14 septembre [1813]. Beresdorf.- Nous avons passé six jours à une dizaine de lieues de Dresde, à l’entrée des défilés, et nous avons souffert de la pluie et de la faim. Beaucoup de villages sont déserts ; on est réduit, pour la viande, à quelques vaches maraudées, et les distributions de pain diminuent. Le déluge ne nous a pas quitté et nous étions comme dans des marais parsemés de grands bois. La compagnie a eu, depuis trois ou quatre jours, vingt-cinq malades que l’on s’occupe à envoyer au petit dépôt de Torgau. L’Empereur nous a passés encore une fois en revue avec d’autres corps près de Pirna, et depuis lors nos escadrons sont incorporés à la cavalerie de la Vieille Garde, c’est-à-dire que ceux du 1er  régiment marchent avec les grenadiers, ceux du 2ème avec les dragons, ceux du 3ème avec les chasseurs, ceux du 4ème avec les lanciers polonais. Nous voyons souvent l’Empereur. L’autre soir, par un magnifique soleil couchant, après toute une journée de pluie, il était debout au pied d’une colline ; sa présence semblait ramener le beau temps, et devant lui défilaient des troupes en marche pour ces vilaines montagnes de Bohême qui bordent l’horizon ; les armes étincelaient ; il arrêtait en souriant des officiers, des soldats ; c’était un père au milieu de ses enfants. Mais les bivouacs commencent à être durs…
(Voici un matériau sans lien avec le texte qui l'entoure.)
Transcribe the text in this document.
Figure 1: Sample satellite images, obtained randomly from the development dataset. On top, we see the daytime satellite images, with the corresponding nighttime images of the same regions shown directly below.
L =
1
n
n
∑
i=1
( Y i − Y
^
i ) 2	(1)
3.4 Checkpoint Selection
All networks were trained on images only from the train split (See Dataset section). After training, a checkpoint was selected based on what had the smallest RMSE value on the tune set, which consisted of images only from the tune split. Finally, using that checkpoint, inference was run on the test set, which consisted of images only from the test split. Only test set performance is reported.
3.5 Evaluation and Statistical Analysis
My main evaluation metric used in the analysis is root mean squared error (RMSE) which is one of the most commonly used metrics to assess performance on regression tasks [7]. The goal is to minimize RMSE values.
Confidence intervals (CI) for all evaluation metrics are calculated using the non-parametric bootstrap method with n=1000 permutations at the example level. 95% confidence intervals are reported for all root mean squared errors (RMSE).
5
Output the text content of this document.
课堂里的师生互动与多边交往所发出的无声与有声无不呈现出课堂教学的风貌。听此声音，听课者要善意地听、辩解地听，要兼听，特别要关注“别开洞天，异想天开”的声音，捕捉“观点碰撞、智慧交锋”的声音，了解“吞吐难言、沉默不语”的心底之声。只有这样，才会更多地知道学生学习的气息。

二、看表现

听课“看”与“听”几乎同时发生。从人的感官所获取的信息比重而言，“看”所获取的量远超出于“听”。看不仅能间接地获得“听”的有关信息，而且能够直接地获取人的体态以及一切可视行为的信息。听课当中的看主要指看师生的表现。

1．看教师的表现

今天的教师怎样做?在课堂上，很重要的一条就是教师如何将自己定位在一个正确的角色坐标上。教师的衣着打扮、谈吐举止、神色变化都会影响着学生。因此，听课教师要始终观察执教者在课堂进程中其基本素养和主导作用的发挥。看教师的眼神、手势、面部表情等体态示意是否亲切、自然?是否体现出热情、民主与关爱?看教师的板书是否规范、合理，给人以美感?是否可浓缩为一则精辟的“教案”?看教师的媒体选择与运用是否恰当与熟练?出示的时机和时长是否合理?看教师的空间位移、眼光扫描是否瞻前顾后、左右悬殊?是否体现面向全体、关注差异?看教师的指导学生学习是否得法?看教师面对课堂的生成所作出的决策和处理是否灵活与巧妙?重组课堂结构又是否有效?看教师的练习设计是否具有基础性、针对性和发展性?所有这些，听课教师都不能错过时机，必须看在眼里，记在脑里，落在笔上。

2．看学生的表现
Oschatz, 8 octobre.- ne vous effrayez pas tant, ma bonne mère ; vous parlez de la bataille de Dresde comme si nous y avions assisté. Et cependant je vous écris que l’on ménage beaucoup la Garde Impériale. Nous n’avons figuré que dans une ou deux petites affaires de tirailleurs, avec les lanciers polonais, nous avons fait quelques prisonniers. Notre compagnie est très réduite en nombre par les maladies des hommes et des chevaux, car elle ne compte plus que cinquante-trois gardes présents et dis instructeurs ; il y a beaucoup de dysenteries, mais les gens du Léman tiennent bien, et je me suis toujours bien porté. Je voudrais qu’il en fût de même de mon cheval, et je me donne beaucoup de peine pour le nourrir ; j’achète souvent des rations pour lui faire plaisir, mais il est blessé sur le dos et il faut le laisser sans pansage. B. a été blessé à la joue dans un fourrage soi-disant d’un coup de pointe ; mais le major a dit que c’était quelque coup de force d’un paysan et l’a sermonné devant toute la compagnie. Le traître Moreau est mort de la blessure qu’il a reçue le 27 août. Bernadotte a passé l’Elbe et cherche à nous couper ; espérons qu’il aura bientôt le sort de Moreau. Je vois quelquefois le colonel Pictet, parce que le corps de la Garde sont rapprochés les uns des autres ; il a beaucoup de bonté pour Saladin, De Sonnaz et moi, et toujours un verre de rhum et un morceau de pain quand on va le voir.

Adieu, bons parents, buvez à ma santé ; je ne me doutais pas, l’année dernière, que je célébrerai ici mon anniversaire.

(« Souvenirs d’un Garde d’honneur », dans « Soldats Suisses au Service Étranger », Genève, A. Jullien, Éditeur, 1908, pp.224-225).